Мне хочется рассмеяться — на высоких тонах, с присвистом, — но не выходит, я вся напряжена, живот вздулся, можно подумать, что меня пора поздравлять с радостным событием, то есть беременностью.
— Он порядочный мальчик, не то что этот Кристиано, с которым ты водишься, он без башки совсем.
— Ты ничего не знаешь о Кристиано.
— Он тебе нравится из-за внешности? На меня посмотри, я вот выскочила замуж за первого попавшегося красавчика, и чем это закончилось? Он свалился с лесов на своей дерьмовой работе, и мне теперь до гроба тащить его на себе.

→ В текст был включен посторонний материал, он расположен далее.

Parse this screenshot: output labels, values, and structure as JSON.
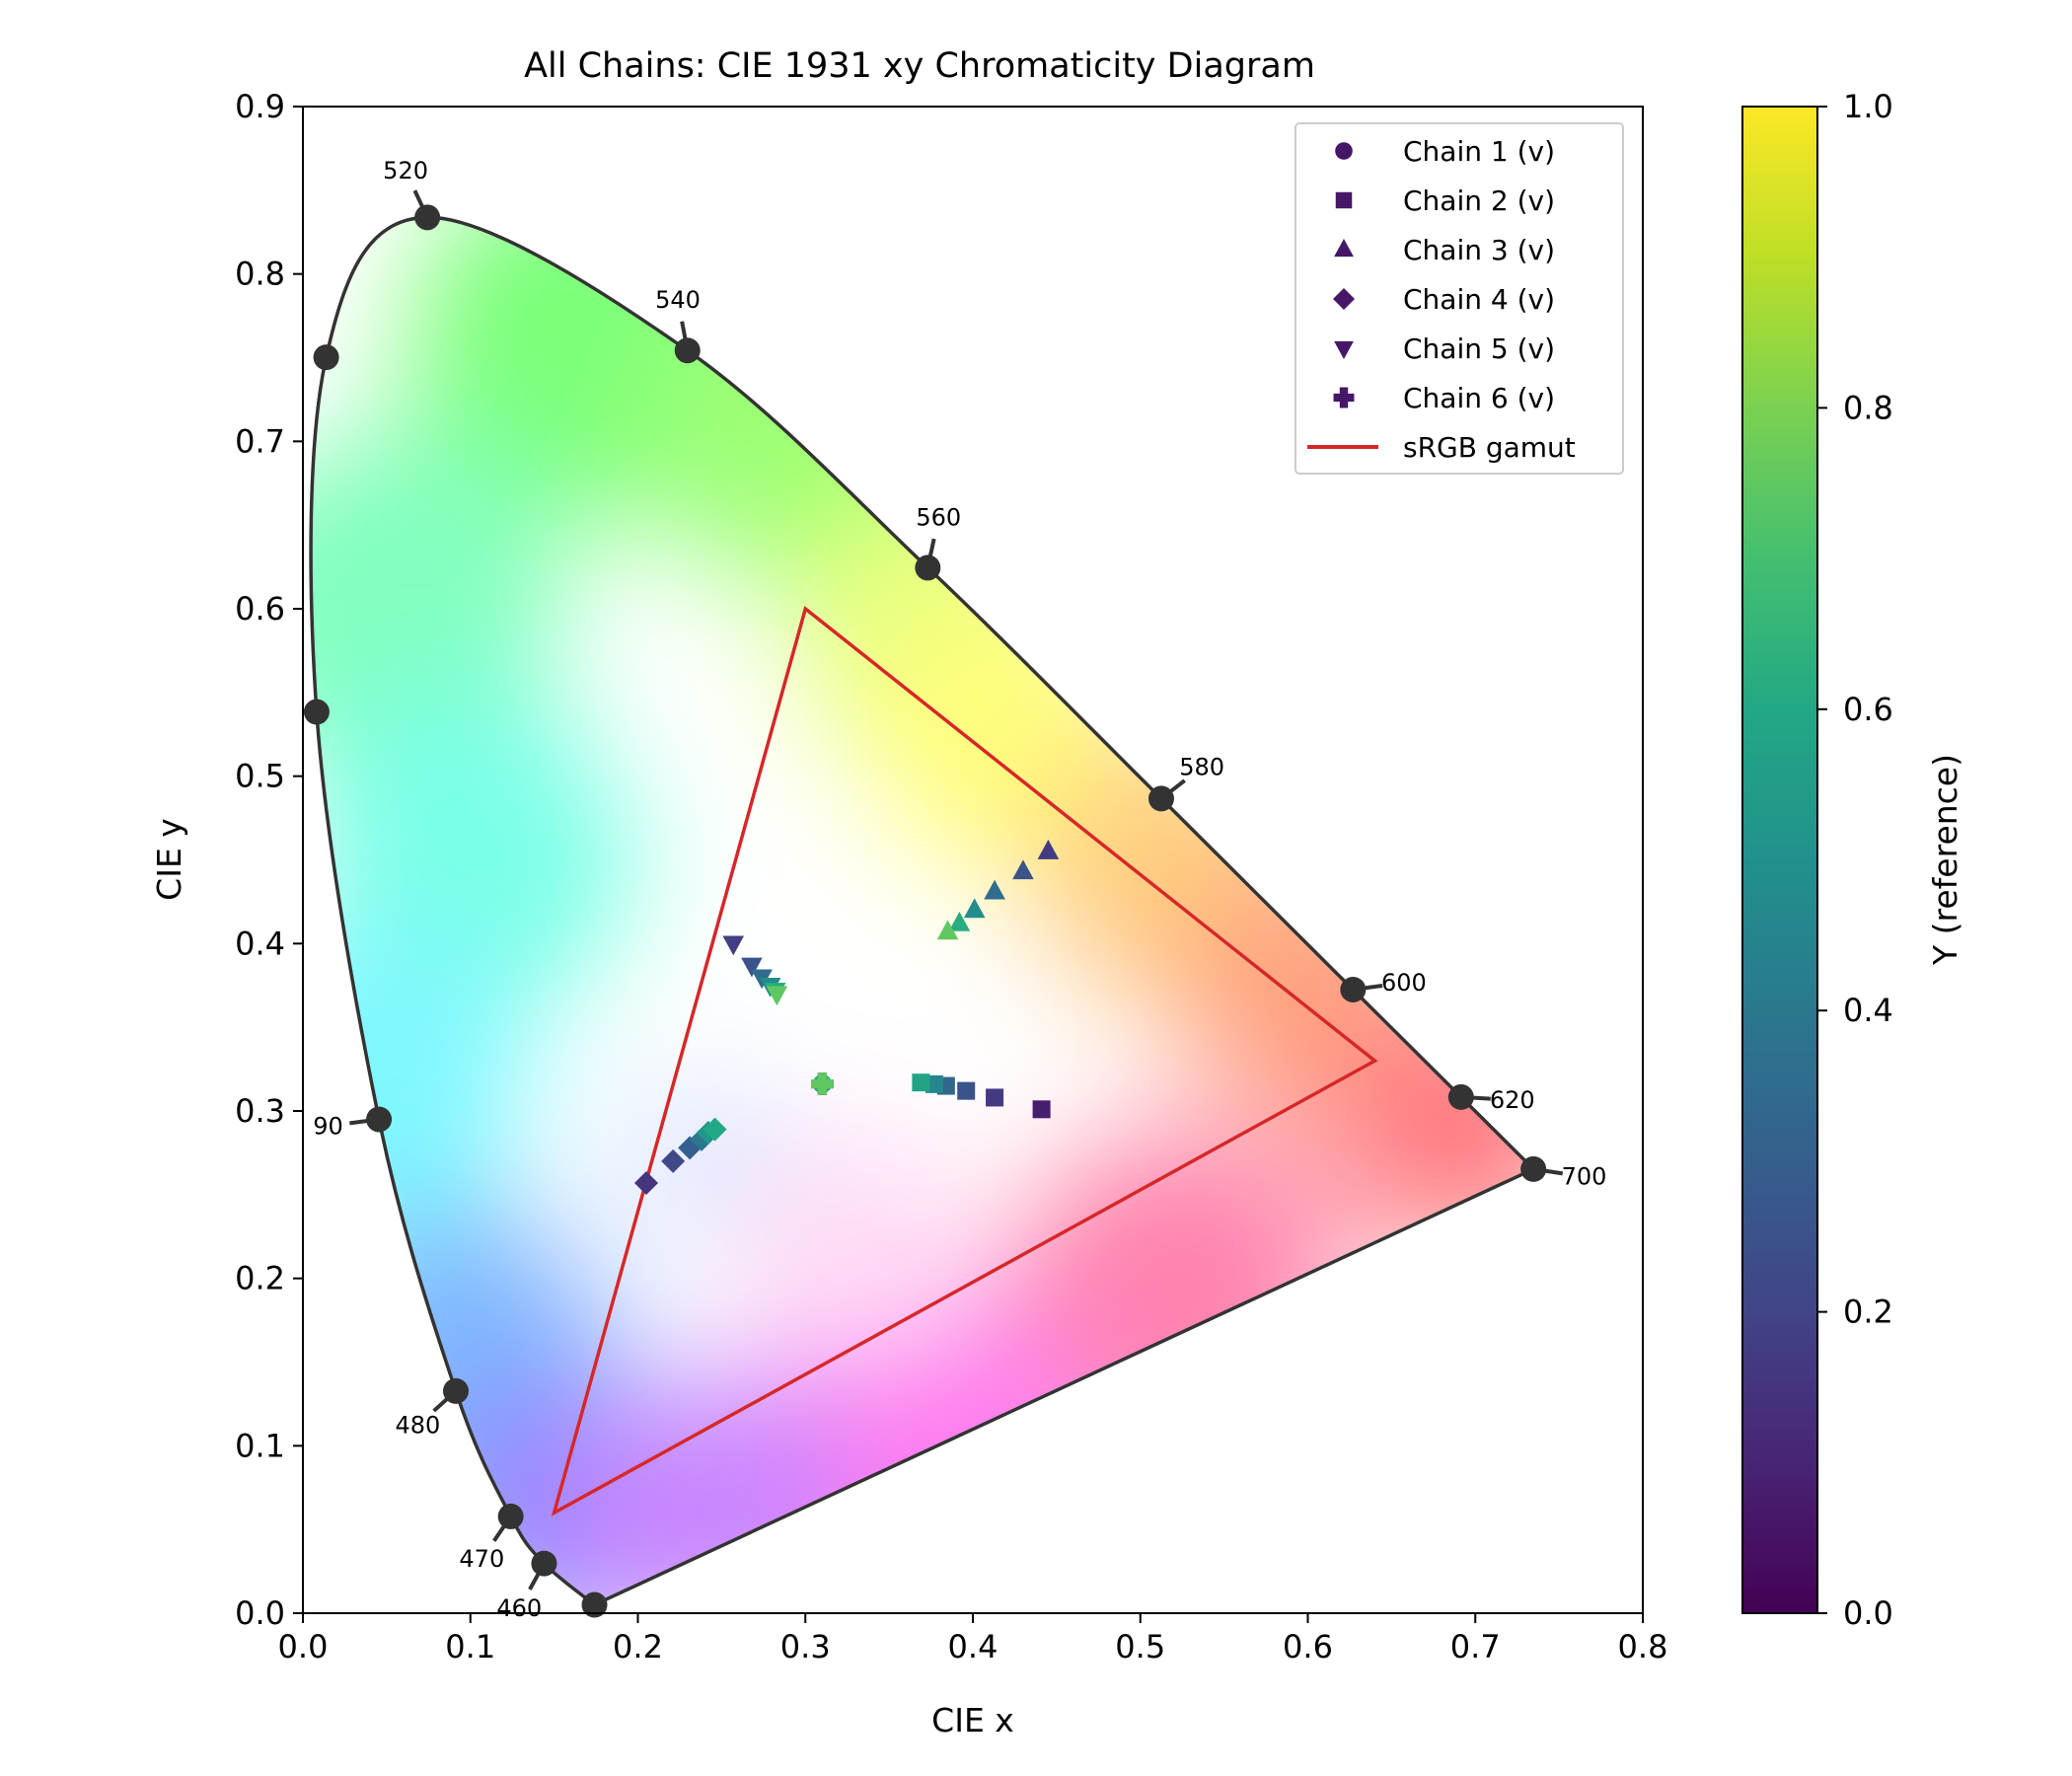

— Хватит, он ведь тебя слышит. Это мой отец, а не растение какое-то, — зашипела я.
А Массимо даже ухом не ведет, не поворачивает головы, не меняет позы, глаза вперились в экран, таз удобно устроился в кресле, ноги у него все короче, похожи на зубочистки, на красивом лице растет жиденькая бородка, он носит растянутые спортивные костюмы и поношенные носки, ни дать ни взять клумба, личинка человека.
— И пусть слышит, он все равно ничего не сделает. Мы все скоро окажемся в сточной канаве.
— Я что-нибудь придумаю.
— Нет уж, ты не придумаешь что-нибудь, а найдешь работу, ради которой получала образование, не пойдешь торговать цветами, прислуживать за стойкой в баре, носить тарелки в ресторане, не будешь получать деньги в конверте, без страховки, без отпусков…
— Где-то я уже это слышала.
— Слышала? Конечно, это ведь про нашу жизнь.
— Твою жизнь.
— Твоя жизнь и есть моя.
На несколько секунд повисает тишина, эти мгновения будто поглощают меня, ее фраза — как укус, она клыками впивается в меня, мне нужно отреагировать, держать дистанцию. Моя жизнь — не ее, она моя, это она соревнуется со мной, я ее строю и разрушаю; и я реагирую, но как Пиноккио, которого кит проглотил вместе с планктоном, я прыгаю, лягаюсь, пытаясь вернуться в открытое море, всплыть на поверхность, плыть по наитию, нет, я не дам ее словам меня сожрать, не окажусь у нее в горле вместе со слогами и звуками.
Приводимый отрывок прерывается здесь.